京都嵯峨芸大 大森正夫助教授 室町時代の銀閣を照らす十三夜の月を、京都嵯峨芸術大学の大森正夫・助教授(44)がコンピューター・グラフィックス(CG)で再現した。「十五夜よりなじみは薄いけれど、十三夜の観月こそ日本固有のもの」と大森助教授。よみがえった幽玄の世界からは当時の東山文化の一端が伝わってくるようだ。今年の十三夜は29日。
銀閣が棟上げされた1489年の十三夜(西暦10月8日)の月の軌道をコンピューターで計算した。周辺の風景は江戸時代の1780年に描かれた「都名所図会」を参考にした。いまより庭の緑が少ないのが特徴だ。
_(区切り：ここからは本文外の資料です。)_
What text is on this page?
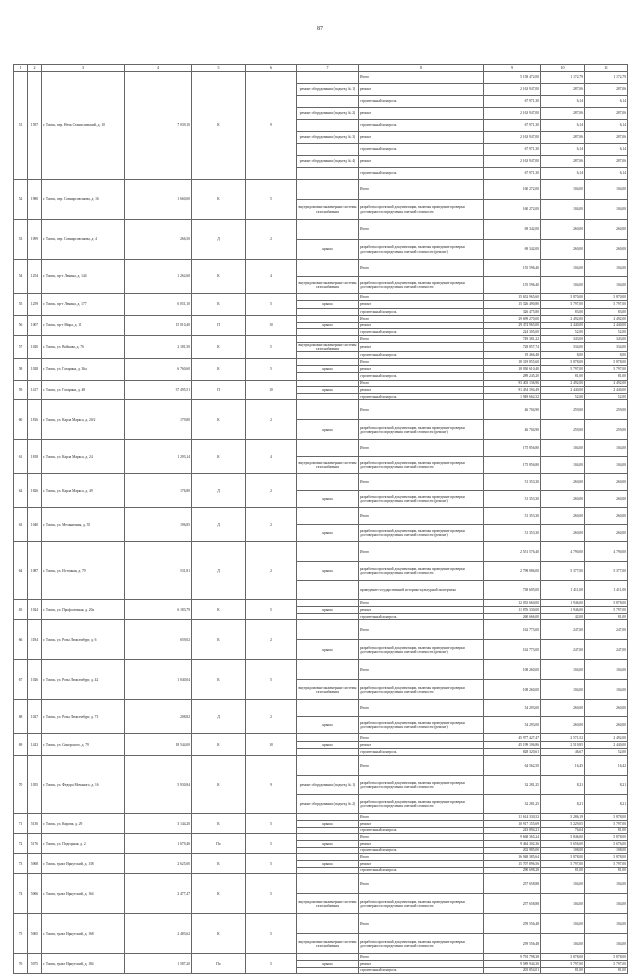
87
1	2	3	4	5	6	7	8	9	10	11
51	1597	г. Томск, пер. Нечк Станиславский, д. 10	7 039,10	К	9		Итого	5 158 472,00	1 172,79	1 172,79
						ремонт оборудования (подъезд № 1)	ремонт	2 163 947,00	287,06	287,06
							строительный контроль	67 971,30	6,14	6,14
						ремонт оборудования (подъезд № 2)	ремонт	2 163 947,00	287,06	287,06
							строительный контроль	67 971,30	6,14	6,14
						ремонт оборудования (подъезд № 3)	ремонт	2 163 947,00	287,06	287,06
							строительный контроль	67 971,30	6,14	6,14
						ремонт оборудования (подъезд № 4)	ремонт	2 163 947,00	287,06	287,06
							строительный контроль	67 971,30	6,14	6,14
52	1980	г. Томск, пер. Совнарсоюзнова, д. 16	1 660,00	К	5		Итого	160 272,00	104,00	104,00
						внутридомовые инженерные системы газоснабжения	разработка проектной документации, включая проведение проверки достоверности определения сметной стоимости	160 272,00	104,00	104,00
53	1099	г. Томск, пер. Совнарсоюзнова, д. 4	266,50	Д	2		Итого	69 342,00	260,00	260,00
						крыша	разработка проектной документации, включая проведение проверки достоверности определения сметной стоимости (ремонт)	69 342,00	260,00	260,00
54	1254	г. Томск, пр-т Ленина, д. 144	1 262,60	К	4		Итого	155 596,40	104,00	104,00
						внутридомовые инженерные системы газоснабжения	разработка проектной документации, включая проведение проверки достоверности определения сметной стоимости	155 596,40	104,00	104,00
55	1259	г. Томск, пр-т Ленина, д. 177	6 051,10	К	5		Итого	15 652 965,60	5 870,00	5 870,00
						крыша	ремонт	15 326 490,80	5 797,00	5 797,00
							строительный контроль	326 475,80	83,00	83,00
56	1007	г. Томск, пр-т Мира, д. 11	15 010,40	П	10		Итого	29 699 270,00	2 492,00	2 492,00
						крыша	ремонт	29 474 965,00	2 440,00	2 440,00
							строительный контроль	224 305,00	52,00	52,00
57	1020	г. Томск, ул. Войкова, д. 76	2 181,50	К	5		Итого	749 381,22	343,00	343,00
						внутридомовые инженерные системы газоснабжения	ремонт	728 857,74	334,00	334,00
							строительный контроль	19 466,48	8,00	8,00
58	1028	г. Томск, ул. Гагарина, д. 36а	6 760,60	К	5		Итого	18 319 855,60	5 878,00	5 878,00
						крыша	ремонт	18 030 610,40	5 797,00	5 797,00
							строительный контроль	289 245,20	81,00	81,00
59	1417	г. Томск, ул. Гагарина, д. 48	37 495,51	П	10		Итого	93 403 136,96	2 492,00	2 492,00
						крыша	ремонт	91 454 394,49	2 440,00	2 440,00
							строительный контроль	1 949 662,52	52,00	52,00
60	1816	г. Томск, ул. Карла Маркса, д. 20/2	179,80	К	2		Итого	46 704,90	259,00	259,00
						крыша	разработка проектной документации, включая проведение проверки достоверности определения сметной стоимости (ремонт)	46 704,90	259,00	259,00
61	1818	г. Томск, ул. Карла Маркса, д. 24	1 293,14	К	4		Итого	175 856,80	104,00	104,00
						внутридомовые инженерные системы газоснабжения	разработка проектной документации, включая проведение проверки достоверности определения сметной стоимости	175 856,80	104,00	104,00
62	1826	г. Томск, ул. Карла Маркса, д. 49	176,80	Д	2		Итого	51 353,30	260,00	260,00
						крыша	разработка проектной документации, включая проведение проверки достоверности определения сметной стоимости (ремонт)	51 353,30	260,00	260,00
63	1040	г. Томск, ул. Мельничная, д. 55	196,85	Д	2		Итого	51 353,30	260,00	260,00
						крыша	разработка проектной документации, включая проведение проверки достоверности определения сметной стоимости (ремонт)	51 353,30	260,00	260,00
64	1087	г. Томск, ул. Источная, д. 79	531,81	Д	2		Итого	2 551 576,40	4 790,00	4 790,00
						крыша	разработка проектной документации, включая проведение проверки достоверности определения сметной стоимости	2 798 086,00	5 377,00	5 377,00
							проведение государственной историко-культурной экспертизы	738 605,00	1 411,00	1 411,00
65	1024	г. Томск, ул. Профсоюзная, д. 20а	6 183,79	К	5		Итого	12 035 660,00	1 946,00	5 878,00
						крыша	ремонт	11 876 330,00	1 946,00	5 797,00
							строительный контроль	260 666,00	42,00	81,00
66	1184	г. Томск, ул. Розы Люксембург, д. 6	659,02	К	2		Итого	162 773,00	247,00	247,00
						крыша	разработка проектной документации, включая проведение проверки достоверности определения сметной стоимости (ремонт)	162 773,00	247,00	247,00
67	1026	г. Томск, ул. Розы Люксембург, д. 42	1 040,04	К	5		Итого	108 260,00	104,00	104,00
						внутридомовые инженерные системы газоснабжения	разработка проектной документации, включая проведение проверки достоверности определения сметной стоимости	108 260,00	104,00	104,00
68	1027	г. Томск, ул. Розы Люксембург, д. 73	208,82	Д	2		Итого	54 293,00	260,00	260,00
						крыша	разработка проектной документации, включая проведение проверки достоверности определения сметной стоимости (ремонт)	54 293,00	260,00	260,00
69	1423	г. Томск, ул. Сикорского, д. 79	18 544,00	К	10		Итого	45 977 427,47	2 571,52	2 492,00
						крыша	ремонт	45 199 106,86	2 519,85	2 440,00
							строительный контроль	828 320,61	46,67	52,00
70	1055	г. Томск, ул. Федора Мочаного, д. 16	5 930,84	К	9		Итого	64 562,50	16,45	16,42
						ремонт оборудования (подъезд № 1)	разработка проектной документации, включая проведение проверки достоверности определения сметной стоимости	32 281,25	8,21	8,21
						ремонт оборудования (подъезд № 2)	разработка проектной документации, включая проведение проверки достоверности определения сметной стоимости	32 281,25	8,21	8,21
71	5130	г. Томск, ул. Кирова, д. 29	3 144,20	К	5		Итого	11 614 330,52	5 286,19	5 878,00
						крыша	ремонт	10 917 155,69	5 229,05	5 797,00
							строительный контроль	243 894,21	76,64	81,00
72	5176	г. Томск, ул. Подгорная, д. 2	1 679,46	По	5		Итого	9 668 365,24	5 846,00	5 878,00
						крыша	ремонт	9 464 302,36	5 656,00	5 676,00
							строительный контроль	202 985,00	108,00	108,00
73	5068	г. Томск, тракт Иркутский, д. 138	2 625,00	К	5		Итого	16 948 385,64	5 878,00	5 878,00
						крыша	ремонт	15 707 896,56	5 797,00	5 797,00
							строительный контроль	290 698,28	81,00	81,00
74	5066	г. Томск, тракт Иркутский, д. 164	2 477,47	К	5		Итого	257 658,88	104,00	104,00
						внутридомовые инженерные системы газоснабжения	разработка проектной документации, включая проведение проверки достоверности определения сметной стоимости	257 658,88	104,00	104,00
75	5065	г. Томск, тракт Иркутский, д. 168	2 483,62	К	5		Итого	259 556,48	104,00	104,00
						внутридомовые инженерные системы газоснабжения	разработка проектной документации, включая проведение проверки достоверности определения сметной стоимости	259 556,48	104,00	104,00
76	5075	г. Томск, тракт Иркутский, д. 184	1 587,20	По	5		Итого	9 793 798,38	5 878,00	5 878,00
						крыша	ремонт	9 589 944,30	5 797,00	5 797,00
							строительный контроль	203 854,01	81,00	81,00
計算では、午後6時に銀閣の東に位置する月待山から月が上り、境内の錦鏡池にもそれが映る。月を銀閣東側の縁側から見るとほぼ正面に見えるので、大森助教授は「この月をめでるため、銀閣は計算されて作られたのではないか」と推測する。ただ、現在の十三夜では、これより南方にずれて上る。
午後7時過ぎには、月が縁側上のひさしにかかる。そのため、この時間には銀閣2階の花頭窓などから錦鏡池に映る月を眺めたのではないか、とみられる。
日が変わり午前2時半になると、錦鏡池の中州から銀閣を眺めると、銀閣の後方に月が輝き、手前の池にも月が映って見える。
大森助教授は、この三つの変化に合わせて、銀閣1階から見た月待山上空の月、銀閣2階から眺めた池の月、池の中州から見上げた銀閣方向の月、の3種類のCGを作った。完成には約3年間かかった。
十三夜は、陰暦の9月13日夜を指す。この日の観月は、醍醐天皇の時代の919(延喜19)年に、清涼殿で月見のうたげを催したのが始まりとも言われる。
大森助教授は「みなもの月や、淡い光に浮かぶ銀閣や石組みなどの幽玄の世界を楽しんだのでしょう。夜間のライトアップで建物を照らす現代とは違う、わびやさび、謙虚な世界観がそこにはある」と話す。